Plaintiff's amended complaint asserts that defendants knew or should have known that their pursuit of the TRO and a vindictive, groundless lawsuit against Ellis would disrupt plaintiff's business relationship with Ellis and Lucasse. These allegations do not set forth a claim for tortious interference with a business relationship. "[I]n order to succeed under a claim of tortious interference with a business relationship, the plaintiffs must allege that the interferer did something illegal, unethical or fraudulent. There is nothing illegal, unethical or fraudulent in filing a lawsuit, whether groundless or not." Early Detection Ctr., 157 Mich.App. at 631, 403 N.W.2d 830 (citation omitted). We also decline to find that defendants' pursuit of the TRO amounts to illegal, unethical, or fraudulent conduct and conclude, as did the circuit court, that plaintiff's amended complaint fails to allege any act of improper interference sufficient to allow him to maintain his tortious interference claim.

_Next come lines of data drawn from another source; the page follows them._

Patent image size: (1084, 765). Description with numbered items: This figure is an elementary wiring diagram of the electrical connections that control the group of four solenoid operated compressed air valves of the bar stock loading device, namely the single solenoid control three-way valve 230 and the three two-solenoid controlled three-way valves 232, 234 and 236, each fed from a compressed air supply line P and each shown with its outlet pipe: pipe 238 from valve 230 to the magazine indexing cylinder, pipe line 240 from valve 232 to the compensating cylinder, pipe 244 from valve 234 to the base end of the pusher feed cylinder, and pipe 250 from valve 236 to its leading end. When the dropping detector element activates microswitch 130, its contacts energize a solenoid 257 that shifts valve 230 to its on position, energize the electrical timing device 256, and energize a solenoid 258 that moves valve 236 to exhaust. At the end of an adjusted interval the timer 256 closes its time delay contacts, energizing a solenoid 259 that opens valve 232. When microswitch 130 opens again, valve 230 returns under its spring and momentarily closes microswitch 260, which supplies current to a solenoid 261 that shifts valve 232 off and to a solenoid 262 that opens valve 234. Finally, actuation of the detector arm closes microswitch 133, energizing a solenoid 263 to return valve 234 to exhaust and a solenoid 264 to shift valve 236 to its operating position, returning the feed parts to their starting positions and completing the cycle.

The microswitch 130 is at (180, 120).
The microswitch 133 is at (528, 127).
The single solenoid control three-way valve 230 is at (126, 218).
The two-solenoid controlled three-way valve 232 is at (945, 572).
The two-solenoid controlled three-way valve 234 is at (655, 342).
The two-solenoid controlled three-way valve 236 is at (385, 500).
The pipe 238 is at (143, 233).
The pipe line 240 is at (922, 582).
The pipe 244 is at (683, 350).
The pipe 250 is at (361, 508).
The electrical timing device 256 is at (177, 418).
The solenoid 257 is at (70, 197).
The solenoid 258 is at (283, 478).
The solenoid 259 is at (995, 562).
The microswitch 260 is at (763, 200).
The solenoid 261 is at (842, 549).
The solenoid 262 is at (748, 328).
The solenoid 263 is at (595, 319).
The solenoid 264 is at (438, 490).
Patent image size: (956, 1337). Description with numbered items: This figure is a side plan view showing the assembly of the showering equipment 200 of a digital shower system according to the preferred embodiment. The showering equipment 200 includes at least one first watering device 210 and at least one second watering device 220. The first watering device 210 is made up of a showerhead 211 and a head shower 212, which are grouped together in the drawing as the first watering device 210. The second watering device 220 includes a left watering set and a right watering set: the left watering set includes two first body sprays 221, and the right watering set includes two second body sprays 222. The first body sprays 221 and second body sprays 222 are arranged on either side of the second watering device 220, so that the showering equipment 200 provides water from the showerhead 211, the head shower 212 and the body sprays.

Because the circuit court granted defendants summary disposition of all claims pleaded in the amended complaint, the court declined to address (1) Lincoln's argument that as a matter of law plaintiff cannot establish its vicarious liability, (2) Dykema and Ferroli's motion for summary disposition premised on MCR 2.116(C)(10), and (3) Dykema and Ferroli's contention that a litigation privilege entitles them to judgment as a matter of law. We similarly decline to address these additional issues raised by defendants on which the circuit court reserved ruling. People v. Herrick, 277 Mich.App. 255, 259, 744 N.W.2d 370 (2007) (observing that generally appellate review is limited to issues decided by the trial court).
Affirmed in part, reversed in part, and remanded for further proceedings consistent with this opinion. We do not retain jurisdiction.
Our reading of this provision clearly and unambiguously conveys that the italicized qualifying language, "which contain any Lincoln Customer Records," refers and applies to the previously referenced electronic media whether in the possession of the specifically identified individuals like plaintiff or within their "effective power to obtain. . . ." Stated differently, in this case defendants plainly had entitlement to access only those Lincoln customer records in plaintiff's actual or constructive possession.